I have two situations in mind. The first is for enterprises, which the support request above also covers. In this use case, we need envoy access logs to be output to stdout in order that they may be ingested by a logging mechanism and shipped off to something like Splunk. Is there a simple way to do this with Hubble?

The second use case is maybe more for the benefit of the community. There are cases where someone installs Cilium and wants to use Cilium Ingress/Gateway API as an easy way to setup ingress without needing another ingress controller. In this model though, Hubble should be completely optional. Since viewing envoy access logs is rather critical to debugging ingress flow errors, I would expect there to be a way to view these logs without having to setup Hubble as well.

In both of these situations, having the option behind a feature flag to enable access logging to stdout would be at the very least helpful, at ad most, critical to adoption. Let me know your thoughts!

youngnick commented 6 months ago

Sorry about the delay here @jcrowthe, I was away on leave.

It's totally possible to add support for shipping Envoy's access logs, but I think that anyone who does will not be happy with the correlation effort they need to do to see what client accessed what Pod - because the access logs won't dereference which Pod has which IP, so you will need a historical record of what Pod had what IP at what time. Maybe Splunk or other access-log sinks can do that for you, but it seems like a lot of work - which is why we recommend using Hubble to do that (since Hubble has all that information at the time the access is logged).

That said, for you and any other folks watching this, we'd appreciate knowing if you would prefer the less-useful raw log switch anyway.

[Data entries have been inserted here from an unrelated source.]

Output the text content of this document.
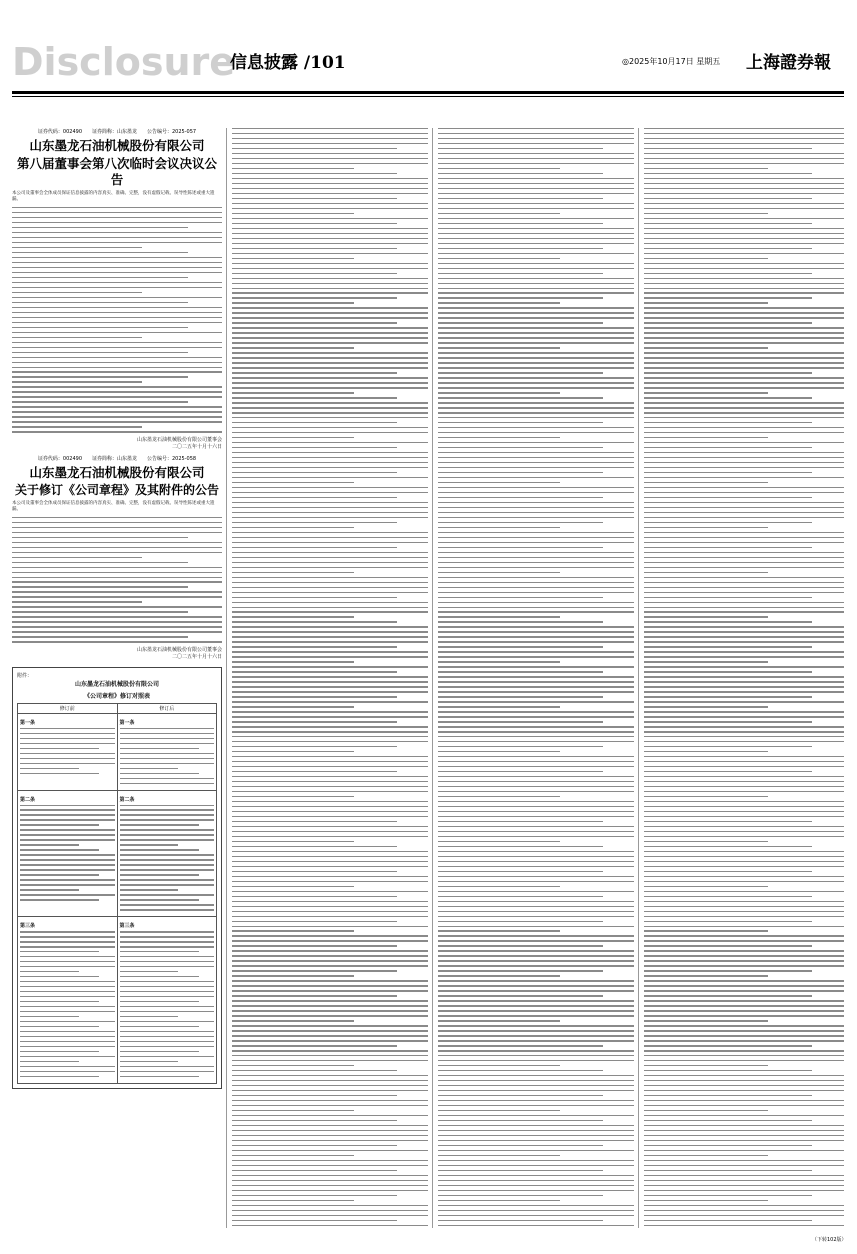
Disclosure
信息披露 /101	◎2025年10月17日 星期五 上海證券報
证券代码：002490　　证券简称：山东墨龙　　公告编号：2025-057
山东墨龙石油机械股份有限公司
第八届董事会第八次临时会议决议公告
本公司及董事会全体成员保证信息披露的内容真实、准确、完整，没有虚假记载、误导性陈述或重大遗漏。
山东墨龙石油机械股份有限公司董事会
二〇二五年十月十六日
证券代码：002490　　证券简称：山东墨龙　　公告编号：2025-058
山东墨龙石油机械股份有限公司
关于修订《公司章程》及其附件的公告
本公司及董事会全体成员保证信息披露的内容真实、准确、完整，没有虚假记载、误导性陈述或重大遗漏。
山东墨龙石油机械股份有限公司董事会
二〇二五年十月十六日
附件：
山东墨龙石油机械股份有限公司
《公司章程》修订对照表
修订前	修订后

第一条	第一条

第二条	第二条

第三条	第三条
（下转102版）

tommasopozzetti commented 3 months ago

@youngnick I just found this issue while looking for this same feature. I think having the ability (maybe not necessarily on by default) to log access logs to stdout of envoy for normal log ingestion would absolutely be fantastic. While real time debugging via Hubble is great and faster thanks to the enriched info, having a way to also collect, ingest and ship those logs for longer retention is fundamental in many environments (that might also have ways to collect and store historical data about pod IPs and have ways to cross correlate when needed). This feature would also ease transitions to cilium ingress controller from something like nginx where users are used to having access logs available even if with pod IPs

mrkiani98 commented 3 months ago

Hello everyone,

It seems that we can somehow enable the cilium Hubble flow log in cilium-agent itself (which can show the source, destination, verdict and time) of http requests. We can enable this setting by following values in helm chart (there is no need to enable Hubble-ui or Hubble-relay) and these settings will persist the flow logs in a file which you can ship it to somewhere else to keep them (already tested and working):

(It does not have full http access log but at least better than nothing)

hubble:
  # Here we just enable hubble persisten flow log in cilium-agent.
  # These values are not enabling hubble-ui and hubble-relay (As they're for real-time debugging).
  enabled: true
  export:
    fileMaxSizeMb: 10
    fileMaxBackups: 5
    static:
      enabled: true
      filePath: /var/run/cilium/hubble/events.log
      fieldMask:
        - time
        - source
        - destination
        - verdict
      allowList:
        - '{"verdict":["DROPPED","ERROR"]}'
      denyList:
        - '{"source_pod":["kube-system/"]}'
        - '{"destination_pod":["kube-system/"]}'
chancez commented 3 months ago

Try removing the fieldMask and allowList options. Right now you're only selecting dropped/error flows, and excluding all of the L7 fields from the flows. It's worth noting that the hubble L7 HTTP flows may not contain everything your looking for, but you can report back if there's information missing that you feel might be valuable.

github-actions[bot] commented 1 month ago

This issue has been automatically marked as stale because it has not had recent activity. It will be closed if no further activity occurs.